Dive Brief:
- A new study shows that job applicants with Asian names are 28% less likely to be called in for an interview, reports NPR. The Canadian study by Ryerson University and the University of Toronto found that Indian, Chinese and Pakistani-named applicants received fewer call-ins for interviews than applicants with Anglo-sounding names, even when their qualifications were the same.
- To conduct the study, researchers responded to 3,225 job postings with 12,910 bogus applications, says NPR. Even applicants with Anglo-sounding first names paired with Asian surnames were less likely to be called in for an interview.
- NPR pointed to another study published in the Administrative Science Quarterly Journal, which showed that Asian applicants doubled their chances of being called in for an interview if they changed their names to sound more Anglo and removed any references to their ethnicity on resumes.
Dive Insight:
Diversity has become a real problem for a variety of industries — including tech — due to homogenous cultures and the subsequent desire for "cultural fit."
Job applicants are passed over for many reasons, and not all are discriminatory.
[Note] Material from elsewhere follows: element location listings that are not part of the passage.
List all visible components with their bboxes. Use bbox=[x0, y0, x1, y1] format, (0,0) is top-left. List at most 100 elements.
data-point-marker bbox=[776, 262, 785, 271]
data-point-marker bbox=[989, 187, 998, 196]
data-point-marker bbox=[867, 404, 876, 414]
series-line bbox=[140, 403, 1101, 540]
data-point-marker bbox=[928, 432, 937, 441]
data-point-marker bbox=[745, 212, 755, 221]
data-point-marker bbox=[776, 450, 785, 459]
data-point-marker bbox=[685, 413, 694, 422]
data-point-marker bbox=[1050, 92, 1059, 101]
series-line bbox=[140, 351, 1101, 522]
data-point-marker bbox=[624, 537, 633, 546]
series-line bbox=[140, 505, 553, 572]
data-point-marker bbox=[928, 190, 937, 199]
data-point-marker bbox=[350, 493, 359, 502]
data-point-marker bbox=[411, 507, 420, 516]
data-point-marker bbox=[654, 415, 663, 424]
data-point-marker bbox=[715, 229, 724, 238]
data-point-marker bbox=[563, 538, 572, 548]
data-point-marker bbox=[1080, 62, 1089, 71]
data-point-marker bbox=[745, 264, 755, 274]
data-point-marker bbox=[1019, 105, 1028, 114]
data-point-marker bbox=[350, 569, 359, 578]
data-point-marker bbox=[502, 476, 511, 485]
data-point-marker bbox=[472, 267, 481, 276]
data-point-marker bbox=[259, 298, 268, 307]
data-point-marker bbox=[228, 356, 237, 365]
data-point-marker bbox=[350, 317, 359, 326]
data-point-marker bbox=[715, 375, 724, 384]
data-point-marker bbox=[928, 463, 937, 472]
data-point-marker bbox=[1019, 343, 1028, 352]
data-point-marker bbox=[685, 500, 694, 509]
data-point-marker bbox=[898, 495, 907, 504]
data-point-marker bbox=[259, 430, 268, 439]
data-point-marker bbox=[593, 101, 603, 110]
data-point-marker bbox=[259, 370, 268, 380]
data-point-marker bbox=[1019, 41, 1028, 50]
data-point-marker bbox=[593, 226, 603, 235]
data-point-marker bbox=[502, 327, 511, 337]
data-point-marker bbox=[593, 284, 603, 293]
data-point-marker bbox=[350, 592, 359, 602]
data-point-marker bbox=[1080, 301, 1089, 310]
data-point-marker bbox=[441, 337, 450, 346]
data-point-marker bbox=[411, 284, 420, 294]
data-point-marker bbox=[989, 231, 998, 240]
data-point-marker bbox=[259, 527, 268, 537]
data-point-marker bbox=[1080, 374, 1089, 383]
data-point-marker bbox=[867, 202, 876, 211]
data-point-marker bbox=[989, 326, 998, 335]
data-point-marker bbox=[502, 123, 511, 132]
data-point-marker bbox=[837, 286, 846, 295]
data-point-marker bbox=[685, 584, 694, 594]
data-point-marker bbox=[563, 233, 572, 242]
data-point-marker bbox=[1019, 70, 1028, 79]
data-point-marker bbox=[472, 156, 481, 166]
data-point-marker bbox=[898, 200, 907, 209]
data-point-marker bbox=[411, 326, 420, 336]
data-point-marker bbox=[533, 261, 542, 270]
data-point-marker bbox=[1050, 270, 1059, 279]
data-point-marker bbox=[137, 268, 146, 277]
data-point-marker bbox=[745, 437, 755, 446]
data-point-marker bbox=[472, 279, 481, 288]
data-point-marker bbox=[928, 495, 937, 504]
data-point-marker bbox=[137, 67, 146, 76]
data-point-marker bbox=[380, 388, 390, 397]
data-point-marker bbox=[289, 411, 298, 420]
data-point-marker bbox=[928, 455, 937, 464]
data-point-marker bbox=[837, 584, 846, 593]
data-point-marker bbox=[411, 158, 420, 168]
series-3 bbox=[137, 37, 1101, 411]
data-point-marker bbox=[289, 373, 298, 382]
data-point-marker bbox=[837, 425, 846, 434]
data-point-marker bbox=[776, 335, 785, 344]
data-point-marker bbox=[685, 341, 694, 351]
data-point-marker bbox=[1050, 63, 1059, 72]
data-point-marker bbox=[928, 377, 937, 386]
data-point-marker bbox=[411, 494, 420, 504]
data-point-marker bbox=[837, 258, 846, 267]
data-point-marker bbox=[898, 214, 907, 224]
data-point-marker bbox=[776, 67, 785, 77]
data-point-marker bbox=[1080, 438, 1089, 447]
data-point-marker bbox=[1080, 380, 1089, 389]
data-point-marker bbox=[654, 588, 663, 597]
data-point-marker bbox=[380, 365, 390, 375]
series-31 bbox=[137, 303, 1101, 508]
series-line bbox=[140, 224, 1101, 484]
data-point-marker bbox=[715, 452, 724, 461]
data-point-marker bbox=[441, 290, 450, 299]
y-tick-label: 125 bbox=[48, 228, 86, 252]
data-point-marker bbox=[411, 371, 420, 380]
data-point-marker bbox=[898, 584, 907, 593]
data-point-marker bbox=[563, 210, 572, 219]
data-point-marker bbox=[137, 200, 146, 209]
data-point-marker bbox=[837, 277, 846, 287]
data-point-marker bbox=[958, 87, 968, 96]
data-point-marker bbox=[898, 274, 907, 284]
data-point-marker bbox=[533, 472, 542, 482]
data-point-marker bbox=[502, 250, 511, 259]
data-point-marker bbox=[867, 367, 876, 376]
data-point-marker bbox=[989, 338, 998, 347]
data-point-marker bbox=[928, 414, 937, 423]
But black applicants with so-called "black-sounding" names face the same barriers, studies have shown. For this reason, recruitment leaders are starting to leave names off resumes during the first phase of hiring.
A lot of new recruitment tech seeks to eliminate bias in the first phases of the job hunt. Some employers have opted to exclude questions on application forms that would identify applicants' ethnicity or race or have even adjusted the job ad language to be more inclusive and appealing across a wide range of personalities. These are all important first steps in diversifying the talent pipeline.